Stories of Rat Demons (China)
From: Supernatural Tales from Around the World.
Author: Terri Hardin
Year: 1995
ISBN: 1 - 56619-643-4
The position of the rat in Chinese demon-lore is rather significant. Like the fox and the monkey, it is notorious for assuming the human shape to commit adultery with men and for embracing Buddhist religious life with purposes not always deceitful. Should it wish to bewitch women for immoral purposes, it may do so without assuming human shape, as the following legend shows.
In recent times there lived a man, who had a 10 year old daughter. One morning she went missing. A year elapsed without any trace of her, though the family heard from time to time the wailing of a baby that seemed to come from under the house. They turned up the ground and discovered a hole, gradually increasing in depth and width, and more than a chang in length and breadth. Here they found the girl sitting with a baby in her arms and a bald rat as large as a bushel beside her. She saw them enter without recognizing her superiors, from which the parents concluded that she was under the demonish influence of that rat. They slew the beast, whereupon the girl burst into bitter weeping. "He is my husband!" she cried. "Why do they murder him!" As they killed the child also, her lamentations were unceasing, and ere they could cure her, she died.
Folklore also allows whole packs of rats, either in other animal forms or as men, to haunt human dwellings and settlements, or swarm out of, or dive into, cracks and apertures; and it represents such apparitions as omens of evil. Tales on this topic are numerous, likely due to the frequent occurrence of rats in human dwellings, where daily they disturb the sleep and dreams of man. The following tale may characterize their position as harbingers or causes of evil.
In the last year of the T'ien Pao period (AD 755) the Censor Pih Hang was govenor of Wei-cheu, when this region fell into the power of the insurgent Ngan Luh-shan. He was just contriving the necessary strategems to reduce his enemy to submission and had not yet marched out, when he saw to his surprise, several hundred pygmies, five to six inches in size, standing about and gambling in his courtyard. He and his family beat them to death. Next morning, quite a troop of such dwarfs, all lamenting and dressed in white mourning outfits, took away the corpses in funeral cars and coffins with quite as much care as it is observed at the funerals of the gentry. They then made a grave in the courtyard, and after the burial, disappeared into a hole in the southern wall. In great fear and wonder, Pih Hang opened the grave and found an old rat in it. He boiled water and poured it into the hole, and kept on digging it up. After a while, he found several hundred dead rats. Some ten days afterward his whole family was killed because he had not been victorious in the defeat of his enemies.
Of rats infesting the public roads as well-armed highwaymen, we hear the following legend. In the first year of the Wan-sui period (A.D. 695) the roads to Ch'ang-ngan were infested by a gang of robbers, who concealed themselves in the daytime and operated during the night. Every now and again, itinerant strangers were murdered without a trace of the perpetuators being discovered the next day, which disheartened the people so much that they darned not set out in the morning, even though inns might be reached in the evening.

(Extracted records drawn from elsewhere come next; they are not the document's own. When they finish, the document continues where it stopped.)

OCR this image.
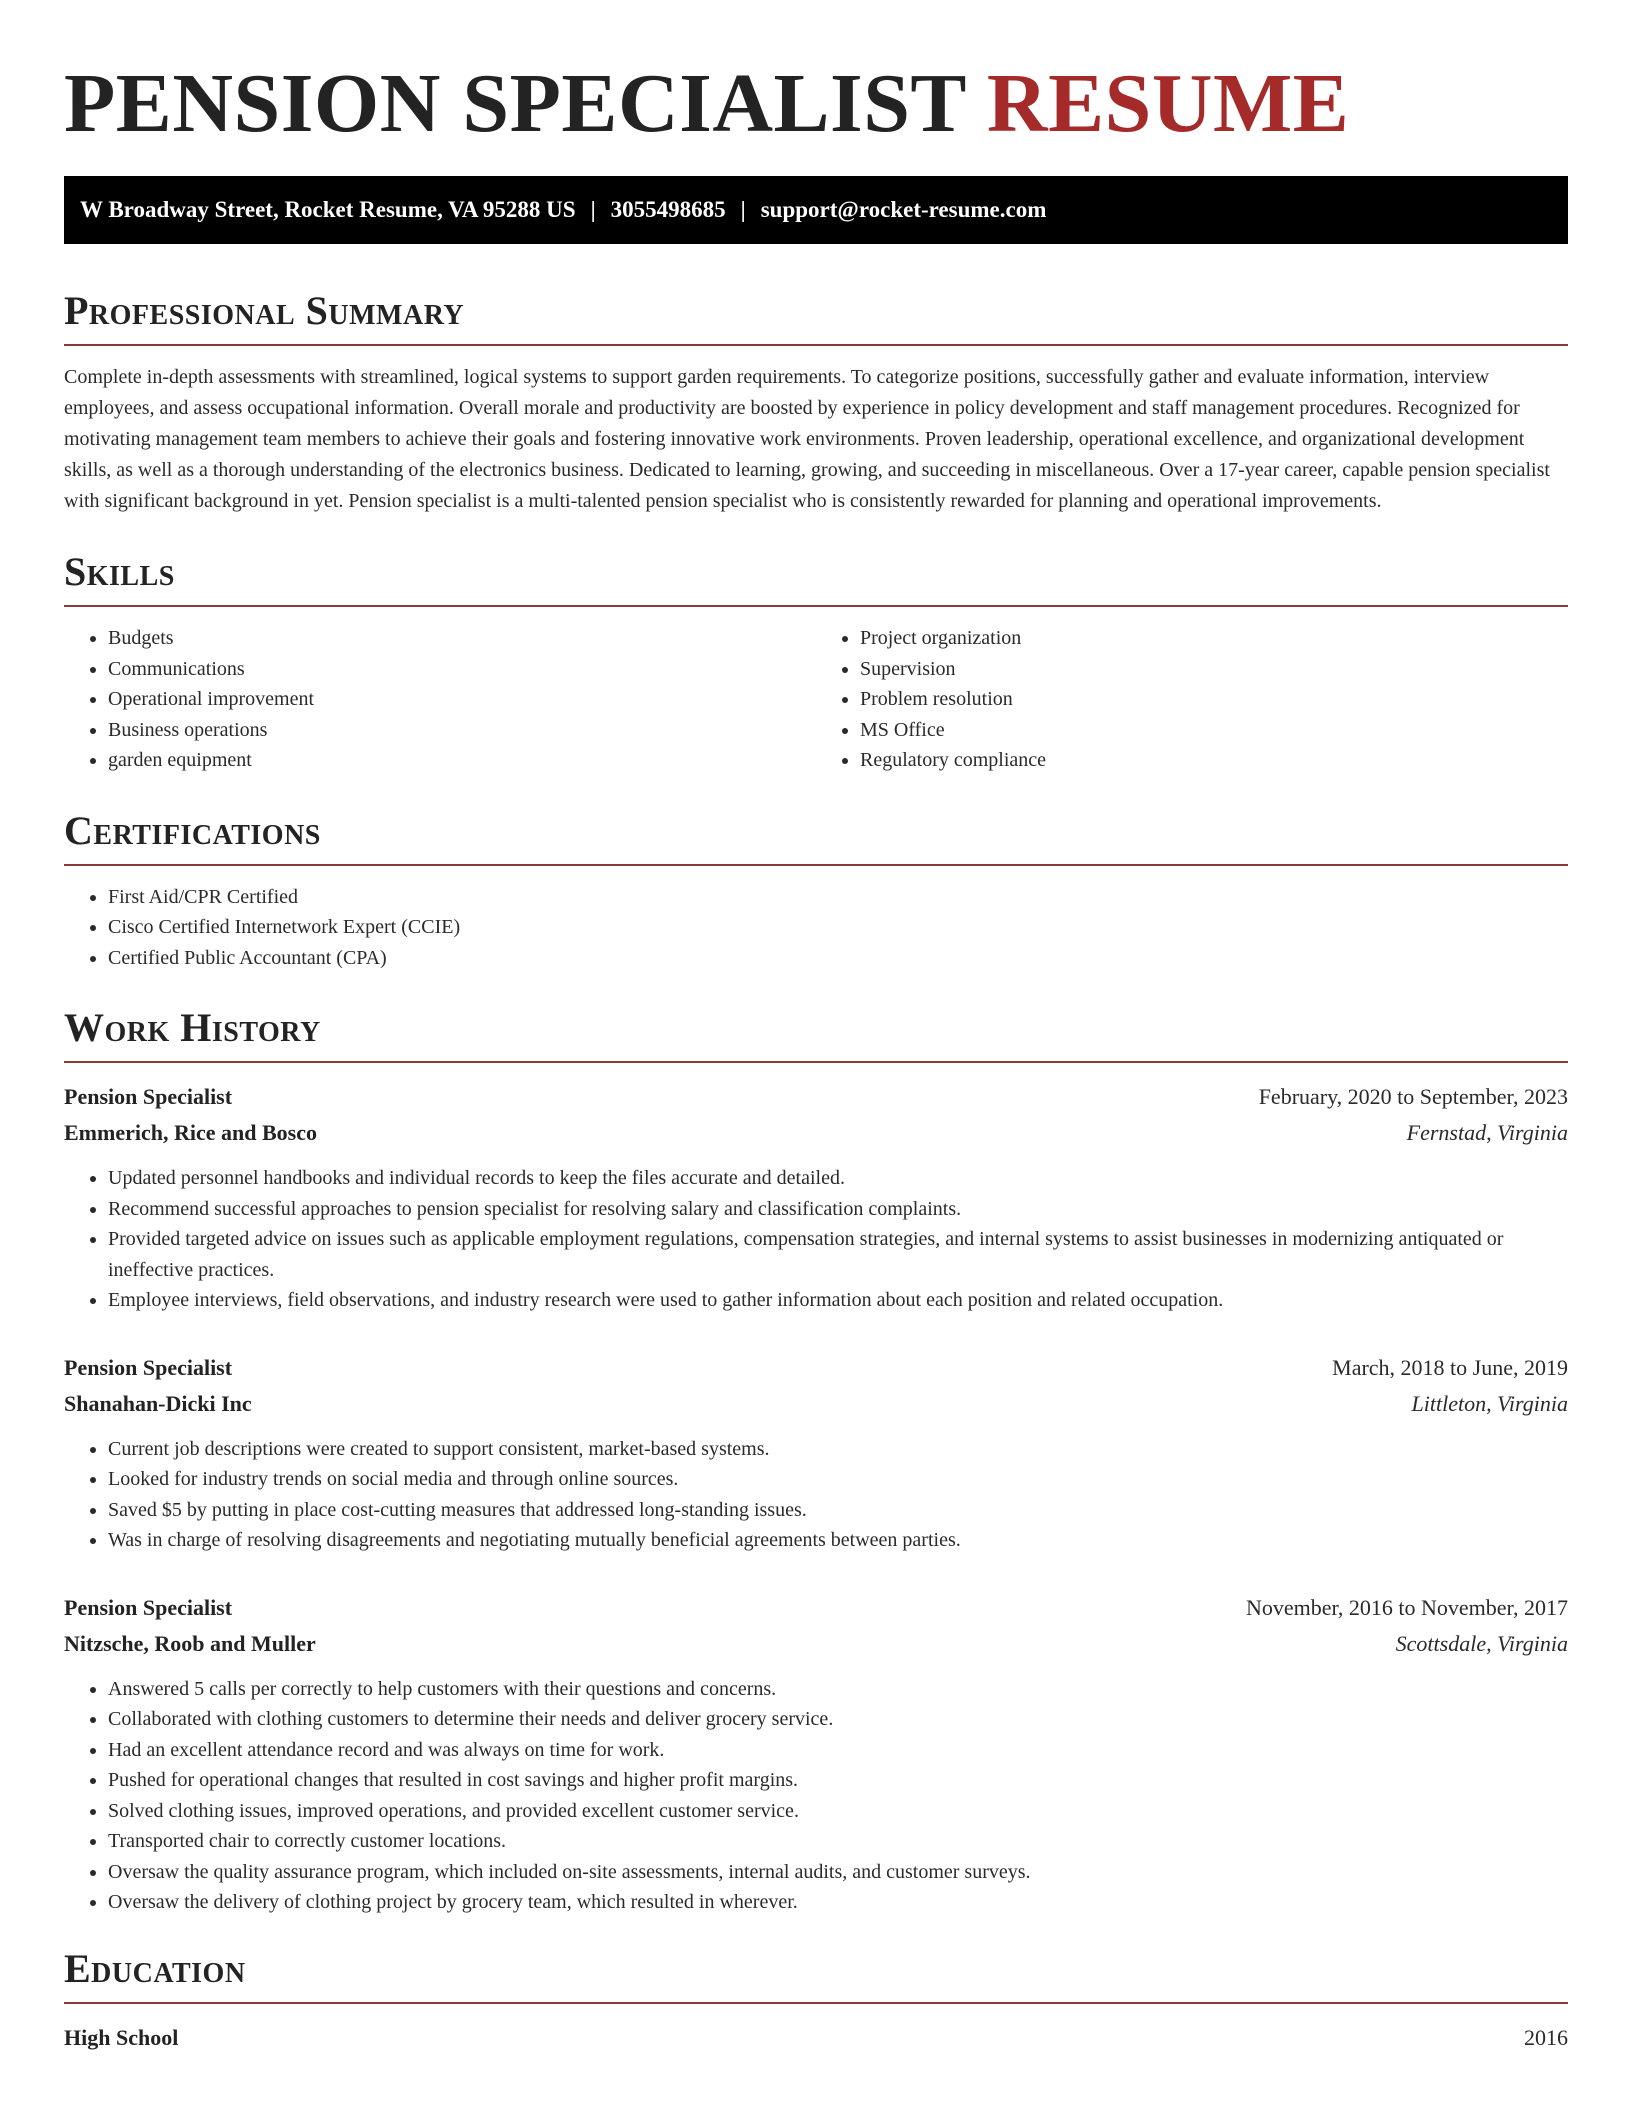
PENSION SPECIALIST RESUME
W Broadway Street, Rocket Resume, VA 95288 US | 3055498685 | support@rocket-resume.com
Professional Summary

Complete in-depth assessments with streamlined, logical systems to support garden requirements. To categorize positions, successfully gather and evaluate information, interview employees, and assess occupational information. Overall morale and productivity are boosted by experience in policy development and staff management procedures. Recognized for motivating management team members to achieve their goals and fostering innovative work environments. Proven leadership, operational excellence, and organizational development skills, as well as a thorough understanding of the electronics business. Dedicated to learning, growing, and succeeding in miscellaneous. Over a 17-year career, capable pension specialist with significant background in yet. Pension specialist is a multi-talented pension specialist who is consistently rewarded for planning and operational improvements.

Skills
• Budgets
• Communications
• Operational improvement
• Business operations
• garden equipment
• Project organization
• Supervision
• Problem resolution
• MS Office
• Regulatory compliance
Certifications
• First Aid/CPR Certified
• Cisco Certified Internetwork Expert (CCIE)
• Certified Public Accountant (CPA)
Work History
Pension Specialist	February, 2020 to September, 2023
Emmerich, Rice and Bosco	Fernstad, Virginia
• Updated personnel handbooks and individual records to keep the files accurate and detailed.
• Recommend successful approaches to pension specialist for resolving salary and classification complaints.
• Provided targeted advice on issues such as applicable employment regulations, compensation strategies, and internal systems to assist businesses in modernizing antiquated or ineffective practices.
• Employee interviews, field observations, and industry research were used to gather information about each position and related occupation.
Pension Specialist	March, 2018 to June, 2019
Shanahan-Dicki Inc	Littleton, Virginia
• Current job descriptions were created to support consistent, market-based systems.
• Looked for industry trends on social media and through online sources.
• Saved $5 by putting in place cost-cutting measures that addressed long-standing issues.
• Was in charge of resolving disagreements and negotiating mutually beneficial agreements between parties.
Pension Specialist	November, 2016 to November, 2017
Nitzsche, Roob and Muller	Scottsdale, Virginia
• Answered 5 calls per correctly to help customers with their questions and concerns.
• Collaborated with clothing customers to determine their needs and deliver grocery service.
• Had an excellent attendance record and was always on time for work.
• Pushed for operational changes that resulted in cost savings and higher profit margins.
• Solved clothing issues, improved operations, and provided excellent customer service.
• Transported chair to correctly customer locations.
• Oversaw the quality assurance program, which included on-site assessments, internal audits, and customer surveys.
• Oversaw the delivery of clothing project by grocery team, which resulted in wherever.
Education
High School	2016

When the matter reached the ears of a certain Taoist doctor who lodged at an inn, he said to the crowd, "To be sure, these are no men. They must be specters." In the dead of night, he proved himself with an antique looking glass, and took his post by the roadside to look out for them.
All of a sudden, a troop of young men appeared, fully armed. "Who stands there by the road?" they shouted with one voice at the Taoist. "Do not you care for your life?"
But the doctor let his mirror shine upon them, with the result that they flung down weapons and shields, and ran off. For some five or seven miles, the doctor pursued them with spells and formulas, until they all ran into a big hole. He kept watch over it until morning came and then, returning to the inn, summoned the people to dig up the hole. It was found to contain over a hundred big rats, which as they swarmed out were slain to the last. The evil was thereby ended.
Rats may also haunt human dwellings in the shape of other animals. Li Lin-fu, a high magnate of the 8th century, was unwell. In the morning he rose, washed, dressed, and intending to repair to the court, ordered his men to bring the letter bag he was wont to use. Feeling it was heavier than usual, he opened it and out sprang two rats, which on reaching the floor, changed immediately into gray dogs. WIth ferocious eyes and showing their teeth, these beasts regarded him. He seized his bow and shot at them, at which point they vanished. Lin-fu was so deeply impressed with this incident that he died ere a month had passed.